AREA: 150,70 km² ALTITUDE ABOVE SEA LEVEL: 461 metres AVERAGE ANNUAL RAINFALL: 510 l/m²
AVERAGE ANNUAL TEMPERATURE: 15 ºC POPULATION, CENSUS 1994: 8.046
History and Landscape
Campillos is situated in the western extreme of the Antequera region, in the centre of a plain surrounded by small hills. Among them are the Romeroso (550 m.), La Mezquita (526 m.), Acebuche, Cerro Gordo (619 m.), Barrancos (663 m.) and Pernías (638 m.).
Most of the territory is covered in olive groves and cereal fields which cover smoother terrains, while in the hills there are more thickets and scrubland.
In the municipal district, near the roads which go to Antequera and Teba, there is a lagoon complex which although dry most of the year, have sufficient ecological interest to have been declared a Natural Reserve by the Environmental Agency of the Junta de Andalucia. The most important ones are: Dulce, Salada, Redonda, Capacete, Marcela, Cerrero and Camuñas.

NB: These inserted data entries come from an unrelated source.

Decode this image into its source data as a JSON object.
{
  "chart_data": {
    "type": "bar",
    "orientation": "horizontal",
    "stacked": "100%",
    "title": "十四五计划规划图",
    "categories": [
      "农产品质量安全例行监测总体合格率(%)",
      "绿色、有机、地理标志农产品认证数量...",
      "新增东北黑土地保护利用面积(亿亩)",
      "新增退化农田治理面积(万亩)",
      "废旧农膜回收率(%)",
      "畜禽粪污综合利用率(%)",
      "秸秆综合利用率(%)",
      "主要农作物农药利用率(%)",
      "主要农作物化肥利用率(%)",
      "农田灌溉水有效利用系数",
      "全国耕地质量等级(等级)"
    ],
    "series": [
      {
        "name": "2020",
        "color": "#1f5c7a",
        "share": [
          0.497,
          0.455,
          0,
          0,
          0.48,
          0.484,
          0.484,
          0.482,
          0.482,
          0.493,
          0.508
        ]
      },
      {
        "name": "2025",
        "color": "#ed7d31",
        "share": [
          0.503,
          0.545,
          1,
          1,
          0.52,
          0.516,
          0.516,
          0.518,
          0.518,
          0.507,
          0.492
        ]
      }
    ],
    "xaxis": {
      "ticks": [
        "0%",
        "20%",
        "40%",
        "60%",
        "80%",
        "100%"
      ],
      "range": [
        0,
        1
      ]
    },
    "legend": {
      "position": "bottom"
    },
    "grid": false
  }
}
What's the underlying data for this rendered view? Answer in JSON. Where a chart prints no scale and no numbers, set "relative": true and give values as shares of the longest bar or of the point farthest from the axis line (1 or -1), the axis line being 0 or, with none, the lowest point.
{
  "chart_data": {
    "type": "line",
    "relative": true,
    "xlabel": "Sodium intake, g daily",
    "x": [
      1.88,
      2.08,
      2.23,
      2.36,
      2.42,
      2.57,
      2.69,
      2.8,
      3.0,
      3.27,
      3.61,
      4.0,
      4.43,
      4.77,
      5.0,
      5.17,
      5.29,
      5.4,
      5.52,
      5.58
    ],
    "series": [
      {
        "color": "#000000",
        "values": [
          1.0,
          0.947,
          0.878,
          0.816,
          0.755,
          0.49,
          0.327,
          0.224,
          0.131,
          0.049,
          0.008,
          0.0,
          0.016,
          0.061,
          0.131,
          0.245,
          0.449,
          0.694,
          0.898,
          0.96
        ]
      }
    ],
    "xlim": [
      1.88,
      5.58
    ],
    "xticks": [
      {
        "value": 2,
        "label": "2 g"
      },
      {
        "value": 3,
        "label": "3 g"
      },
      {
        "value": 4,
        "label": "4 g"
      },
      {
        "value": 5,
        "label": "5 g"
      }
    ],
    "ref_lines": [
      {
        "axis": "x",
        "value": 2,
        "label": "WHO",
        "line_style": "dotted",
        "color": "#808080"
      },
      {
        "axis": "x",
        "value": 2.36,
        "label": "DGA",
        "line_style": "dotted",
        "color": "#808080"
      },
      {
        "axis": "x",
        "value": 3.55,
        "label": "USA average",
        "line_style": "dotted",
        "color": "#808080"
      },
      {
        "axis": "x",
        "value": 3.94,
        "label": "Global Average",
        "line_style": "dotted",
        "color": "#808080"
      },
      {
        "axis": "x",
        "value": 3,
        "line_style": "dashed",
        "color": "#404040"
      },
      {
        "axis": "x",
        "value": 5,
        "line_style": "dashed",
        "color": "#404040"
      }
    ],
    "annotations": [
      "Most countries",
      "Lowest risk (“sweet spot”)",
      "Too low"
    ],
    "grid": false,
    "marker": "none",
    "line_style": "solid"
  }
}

To the south of Campillos there are beautiful landscapes formed by the Guadalteba and Guadalhorce reservoirs, of which the waters cover most of the land which used to belong to the now missing municipality of Peñarrubia. The recent road, now opened, which joins the two banks of the reservoirs at the height of the dams, gives access to the Parque Ardales in this municipality, as well as making an attractive route.
Campillos occupies a good geographical situation as it communicates with important cities such as Antequera, Ronda and Osuna (in the province of Seville). This has favoured the transit of people and merchandise through its lands, since ancient times. Pre-historic man inhabited these lands, as proven by archaeological finding in some hills close to the town, in which neolithical vestiges have appeared. In the Castillejos they have discovered remains which indicate the presence of an Iberian-Roman settlement, in which ceramics and coins have been found. Also, judging by the three capitals found in Moralejo (area by the San Jose school), it seems that there could have been a visigode enclave here, which the historical chain would uninterruptedly link up to the presence of the Arabs.
In spite of all the previously mentioned vestiges, the first certain news about the nucleus which today is Campillos, comes from the 15th century when, after the Christian conquest, the site was created with people from Teba and Osuna, being united administratively to Teba until it achieved independence in 1680 through the privilege of jurisdiction. During the 17th century the growth of the town was important due to the influx of immigrants from other parts of the region, which obligated the modernisation of the streets and squares outline.
In 1975, the lands of the municipality of Peñarrubia, whose town disappeared under the waters of the Guadalteba reservoir were incorporated into the municipal district of Campillos.
Places to Visit
The most outstanding monument is the parish church of Nuestra Señora del Reposo which dates from the 16th century, although the building suffered important modifications at the end of the 18th century and beginning of the 19th century leaving it with its present configuration, especially on the main facade, which is baroque and considered to be one of the most spectacular in the Antequera region. The interior of the temple consists of three main naves and a third for chapels which presents an exuberant decoration. Inside, the tower rises with several bodies, the last to hold the bells, and crowned with a ballustrade and the cover has a pyramidical form covered with ceramic tiles.
Another monument in Campillos is the chapel of San Benito, patron saint to the town, which was probably built between 1578 and 1596 an reformed in the 18th century as far as the structure goes.
Outside the town and because of its geo-strategic situation, there are archaeological sites such as the Capacete (Roman villa and thermes), Castillón de Gobantes (Roman era), Cortijo La Cuesta (Roman necropolis), the castle (medieval), the Castillones (Roman town), the Aguilillas, etcetera.
The economic industry revolves around tanning and manufacturing hides and is renown outside the province of Málaga.
Pork products - loin in lard, spicy sausage, black pudding, barbecued steak, and cured ham- are the key to the Campillos all year round gastronomy, to which other, also pork, elaborations have to be added such as stew, and 'porra antequerana'. Apart from these dishes, other specialities are purée of soup to which they add orange, fried fish, cod, etc. Chick pea broth lentils, broad beans, breadcrumbs fried with garlic, and cold soup completes this rich gastronomic offer in which you can add sweets such as home made fairy cakes, and not so sweet buns made with oil.
Festivities and traditions
On the 5th of January they celebrate the Twelfth Night parade, the carnival and Easter. On the 10th and 11th of July are the patron saint's festivities with the San Benito festival, and around the middle of August during four days, they celebrate the annual fair. Campillos, as with other Malaga towns, has its own songs and dances, like the fandango and malagueñas. Also, because of the geographical closeness and other influences, they have sevillanas.